In college one of my professors clearly was always stoned.  She was Stonita!

Benny Hill was one of my college band directors.  Looked just like him.  No clue what his name is either.  We always called him Benny.  I wonder if he ever knew?  I wonder if any of them ever knew what we called them?  You think they did?

What are some of the names you all gave to your "favorite" teachers?

Monday, September 23, 2013

Where Did My America Go? By Karen Starks

This image, titled Uncle Sam Consoling Lady Liberty, is just about one of the saddest things I've seen in a very long time. Unfortunately America is at this point, and it goes very well with the poem below that I came across today. It pretty much sums up what is going on in these former fine states.  Such a shame people are literally not just letting, but throwing away their freedoms.  Absolutely NOTHING makes any sense anymore - except maybe this poem.  Thank you Karen Starks!

Where did my America go?
A country strong and proud
Morale was high, unemployment low
Free speech was allowed

Where did my America go?
When it was God who ruled this land
Built to greatness by the average Joe
We all stood hand in hand

Where did my America go?
Where outside, the children would play
Ate healthy foods to help them grow
‘The Pledge of Allegiance’ started their day

Where did my America go?
When our leaders … truly led
Not some dog and pony show
We could believe in what they said

Where did my America go?
Did our brave soldiers die in vain
It’s hard to know, friend from foe
Can someone please explain

Where did my America go?
Why doesn’t anyone care
How can some of you still not know
The dream has become a nightmare

                                 -Karen Starks

Wednesday, September 18, 2013

The Grocery Stick ~ I Never Knew It Had Such Value!

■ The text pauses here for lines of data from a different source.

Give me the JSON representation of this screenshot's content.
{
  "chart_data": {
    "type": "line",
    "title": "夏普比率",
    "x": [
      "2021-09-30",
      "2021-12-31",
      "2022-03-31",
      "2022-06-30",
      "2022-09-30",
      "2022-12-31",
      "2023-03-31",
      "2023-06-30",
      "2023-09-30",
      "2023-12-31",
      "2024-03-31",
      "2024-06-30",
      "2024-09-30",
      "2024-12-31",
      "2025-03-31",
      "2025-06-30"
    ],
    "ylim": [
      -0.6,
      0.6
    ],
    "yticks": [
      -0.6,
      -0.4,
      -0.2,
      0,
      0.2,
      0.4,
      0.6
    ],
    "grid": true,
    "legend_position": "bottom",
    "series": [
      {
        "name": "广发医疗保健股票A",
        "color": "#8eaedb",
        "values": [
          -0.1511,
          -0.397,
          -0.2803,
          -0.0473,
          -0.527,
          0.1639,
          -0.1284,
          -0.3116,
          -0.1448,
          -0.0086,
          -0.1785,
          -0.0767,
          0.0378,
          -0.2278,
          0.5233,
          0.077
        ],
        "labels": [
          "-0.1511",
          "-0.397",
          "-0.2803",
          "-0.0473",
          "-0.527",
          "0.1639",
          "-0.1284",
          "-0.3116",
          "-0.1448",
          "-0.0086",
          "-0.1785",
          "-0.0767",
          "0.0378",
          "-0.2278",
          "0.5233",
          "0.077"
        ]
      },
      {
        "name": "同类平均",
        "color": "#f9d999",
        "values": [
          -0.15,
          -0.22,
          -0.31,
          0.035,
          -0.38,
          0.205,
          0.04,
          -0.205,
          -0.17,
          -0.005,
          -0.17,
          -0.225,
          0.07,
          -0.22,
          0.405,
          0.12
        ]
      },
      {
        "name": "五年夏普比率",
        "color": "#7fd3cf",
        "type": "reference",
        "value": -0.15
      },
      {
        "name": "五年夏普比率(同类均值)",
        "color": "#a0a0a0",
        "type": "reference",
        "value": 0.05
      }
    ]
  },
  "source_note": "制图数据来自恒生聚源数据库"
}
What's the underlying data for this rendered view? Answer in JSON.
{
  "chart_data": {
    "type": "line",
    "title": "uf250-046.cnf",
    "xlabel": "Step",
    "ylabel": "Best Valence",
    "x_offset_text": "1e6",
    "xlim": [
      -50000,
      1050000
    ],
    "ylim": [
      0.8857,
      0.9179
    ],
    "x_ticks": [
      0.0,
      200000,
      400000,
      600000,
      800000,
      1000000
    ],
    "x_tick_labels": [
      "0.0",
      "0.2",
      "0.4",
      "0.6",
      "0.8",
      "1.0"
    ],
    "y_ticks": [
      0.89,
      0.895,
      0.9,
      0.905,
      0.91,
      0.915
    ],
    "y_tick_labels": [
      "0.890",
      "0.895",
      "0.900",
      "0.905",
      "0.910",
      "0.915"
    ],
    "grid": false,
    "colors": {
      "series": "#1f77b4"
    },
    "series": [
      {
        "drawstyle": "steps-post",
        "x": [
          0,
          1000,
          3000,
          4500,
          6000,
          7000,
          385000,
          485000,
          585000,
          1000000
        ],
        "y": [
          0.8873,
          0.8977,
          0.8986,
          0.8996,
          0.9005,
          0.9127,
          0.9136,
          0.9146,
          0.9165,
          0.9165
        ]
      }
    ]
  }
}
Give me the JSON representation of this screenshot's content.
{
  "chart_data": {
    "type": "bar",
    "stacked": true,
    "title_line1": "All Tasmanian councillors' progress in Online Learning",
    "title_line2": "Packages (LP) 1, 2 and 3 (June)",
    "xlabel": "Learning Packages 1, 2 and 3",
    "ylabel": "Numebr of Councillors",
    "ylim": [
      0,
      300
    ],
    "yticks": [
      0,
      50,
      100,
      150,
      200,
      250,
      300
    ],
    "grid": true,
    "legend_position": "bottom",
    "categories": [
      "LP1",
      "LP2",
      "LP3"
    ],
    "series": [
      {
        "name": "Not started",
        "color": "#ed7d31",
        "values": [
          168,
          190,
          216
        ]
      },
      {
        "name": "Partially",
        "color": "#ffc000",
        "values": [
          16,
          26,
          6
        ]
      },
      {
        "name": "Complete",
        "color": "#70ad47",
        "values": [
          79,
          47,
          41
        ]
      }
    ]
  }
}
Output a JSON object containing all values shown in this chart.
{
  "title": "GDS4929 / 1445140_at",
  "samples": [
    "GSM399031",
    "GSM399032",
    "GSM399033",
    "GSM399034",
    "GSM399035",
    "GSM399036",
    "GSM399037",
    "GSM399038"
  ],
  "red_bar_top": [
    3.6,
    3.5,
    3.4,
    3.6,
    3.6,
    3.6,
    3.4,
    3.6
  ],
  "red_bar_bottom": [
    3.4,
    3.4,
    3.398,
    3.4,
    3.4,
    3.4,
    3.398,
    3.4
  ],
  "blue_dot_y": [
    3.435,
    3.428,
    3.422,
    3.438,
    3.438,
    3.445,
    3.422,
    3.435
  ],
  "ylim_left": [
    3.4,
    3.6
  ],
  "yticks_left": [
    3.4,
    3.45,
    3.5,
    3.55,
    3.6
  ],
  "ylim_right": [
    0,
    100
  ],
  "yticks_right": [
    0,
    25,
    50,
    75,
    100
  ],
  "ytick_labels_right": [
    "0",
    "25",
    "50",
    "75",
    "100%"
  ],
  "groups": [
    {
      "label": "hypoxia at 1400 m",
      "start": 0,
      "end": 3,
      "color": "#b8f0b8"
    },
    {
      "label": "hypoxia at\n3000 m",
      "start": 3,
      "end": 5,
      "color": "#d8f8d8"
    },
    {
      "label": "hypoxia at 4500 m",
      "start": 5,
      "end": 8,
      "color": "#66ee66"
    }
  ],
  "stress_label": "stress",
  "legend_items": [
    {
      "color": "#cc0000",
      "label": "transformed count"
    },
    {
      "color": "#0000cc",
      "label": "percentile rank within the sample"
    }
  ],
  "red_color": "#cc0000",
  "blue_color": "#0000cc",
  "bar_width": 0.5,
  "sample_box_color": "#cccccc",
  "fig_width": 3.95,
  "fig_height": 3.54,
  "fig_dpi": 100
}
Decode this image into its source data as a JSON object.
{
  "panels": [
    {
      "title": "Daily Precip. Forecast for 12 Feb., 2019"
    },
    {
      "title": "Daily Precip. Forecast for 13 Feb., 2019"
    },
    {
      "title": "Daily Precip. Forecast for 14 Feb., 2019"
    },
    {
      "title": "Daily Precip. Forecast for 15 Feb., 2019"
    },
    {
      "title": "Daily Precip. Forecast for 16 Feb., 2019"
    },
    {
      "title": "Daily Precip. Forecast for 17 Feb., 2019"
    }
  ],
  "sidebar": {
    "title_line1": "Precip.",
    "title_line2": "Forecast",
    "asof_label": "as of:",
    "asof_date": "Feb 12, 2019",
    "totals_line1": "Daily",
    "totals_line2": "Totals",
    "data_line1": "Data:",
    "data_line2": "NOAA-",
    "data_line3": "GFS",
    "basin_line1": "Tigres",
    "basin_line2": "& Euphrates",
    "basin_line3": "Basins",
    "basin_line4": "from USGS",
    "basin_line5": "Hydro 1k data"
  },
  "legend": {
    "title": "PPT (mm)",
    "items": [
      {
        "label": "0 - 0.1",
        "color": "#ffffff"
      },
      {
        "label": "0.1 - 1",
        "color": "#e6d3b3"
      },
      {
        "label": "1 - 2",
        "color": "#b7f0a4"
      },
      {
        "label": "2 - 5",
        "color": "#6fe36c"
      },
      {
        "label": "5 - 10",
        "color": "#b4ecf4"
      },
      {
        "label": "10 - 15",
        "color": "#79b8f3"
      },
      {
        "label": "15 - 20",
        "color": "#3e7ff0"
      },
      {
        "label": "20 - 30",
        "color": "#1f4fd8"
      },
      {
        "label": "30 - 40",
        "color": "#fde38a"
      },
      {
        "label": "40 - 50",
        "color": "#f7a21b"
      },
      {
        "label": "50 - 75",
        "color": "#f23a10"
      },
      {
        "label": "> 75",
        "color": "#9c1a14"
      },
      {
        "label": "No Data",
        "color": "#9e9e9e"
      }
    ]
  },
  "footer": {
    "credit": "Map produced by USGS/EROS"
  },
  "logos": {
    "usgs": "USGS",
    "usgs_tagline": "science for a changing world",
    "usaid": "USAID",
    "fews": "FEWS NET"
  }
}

Recognize these things?  They are the little sticks that you put in between each customer's grocery stash on the conveyer belt at the check out line.  I did not know how important these things are until I moved back to Chicago!

Having lived in South Carolina for the past 20 years, we did not get to use these precious items very often.  You see, rarely was there a line at the grocery store.  Sometimes there would be a line. So every so often the person in back of you might put one of these sticks down after your items to separate theirs from yours.  Other times they would just leave some space.  The cashiers in South Carolina are smart enough to realize that when there is a large space between items on the conveyor belt that means they are the next customer's groceries.

Apparently the laws of the grocery stick are very different up here in Chicago!  I've had to learn it the hard, the rude Chicago way, too.  I did not know that after you put your groceries on the conveyor belt that YOU have to put the stick down after your groceries.  I've had people behind me pick up the stick and slam it down after my items. I've had people huff and puff because they had to pick up that oh so heavy stick and place it before their items.  Frankly, it would have saved them all that effort if they had just left the space after my items, but I guess the cashiers in Chicago aren't smart enough to figure that out.  Others have flat out yelled at me.  So now, if guess in defiance, I cannot seem to remember to put that darn stick down after my groceries!

The other day I was at Walgreen's.  I had a few items on their little check out counter.  The woman in back of me had a bunch of items to put up there and she was bound and determined to get every last one of those items on that counter along with mine.  She started yelling at me "Where's the stick!  Where's the stick!!"  There was NO stick!  The check out lady had to explain to her that Walgreen's did not have a stick to put down.  The lady then proceeded to yell at the cashier inquiring as to why Walgreen's has no stick!  She was about to go ballistic over a dang grocery stick!!  

Needless to say, I am glad I have a lot more important things to be so anal about other than a grocery stick.  

*On a side note, notice the photo above of the grocery sticks.  They clearly have advertising on them.  I've never noticed advertising on them before. Have you?  Usually they have the actually store's name on them.  Everything is an advertising billboard now!